I seek the solution of the 4th order ordinary differential equation as follows:

d^4(y) / dx^4 + G * y = H

for the homogenous relation which is:
d^4(y) / dx^4 + G * y = 0
or
G=4*b^4
d^4(y) / dx^4 + 4*b^4 * y = 0

we assume the solution of the bellow form:
y=exp(b*x)*(A*cos(b*x)+B*sin(b*x))+exp(-b*x)*(C*cos(b*x)+D*sin(b*x))

Now what is the private solution for the inhomogenous equation?

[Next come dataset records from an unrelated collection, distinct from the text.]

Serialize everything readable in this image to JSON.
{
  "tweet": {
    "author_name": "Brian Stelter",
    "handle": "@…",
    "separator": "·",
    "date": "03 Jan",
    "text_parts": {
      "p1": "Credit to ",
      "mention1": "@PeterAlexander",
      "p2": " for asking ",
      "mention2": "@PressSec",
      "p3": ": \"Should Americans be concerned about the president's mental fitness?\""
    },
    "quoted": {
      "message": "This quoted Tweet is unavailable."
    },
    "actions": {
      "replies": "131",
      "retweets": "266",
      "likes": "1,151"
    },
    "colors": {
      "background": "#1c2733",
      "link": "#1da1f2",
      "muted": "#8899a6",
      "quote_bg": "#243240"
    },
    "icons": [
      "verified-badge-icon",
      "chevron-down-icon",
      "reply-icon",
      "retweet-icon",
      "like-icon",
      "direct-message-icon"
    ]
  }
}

2. ## Re: 4th order ode: private solution

Originally Posted by nsvcivil
Dear all
Hi,

I seek the solution of the 4th order ordinary differential equation as follows:

d^4(y) / dx^4 + G * y = H

for the homogenous relation which is:
d^4(y) / dx^4 + G * y = 0
or
G=4*b^4
d^4(y) / dx^4 + 4*b^4 * y = 0

we assume the solution of the bellow form:
y=exp(b*x)*(A*cos(b*x)+B*sin(b*x))+exp(-b*x)*(C*cos(b*x)+D*sin(b*x))

Now what is the private solution for the inhomogenous equation?
Assuming $H$ is a constant, a particular integral is the constant function $y(x)=H/(4b^4)$

CB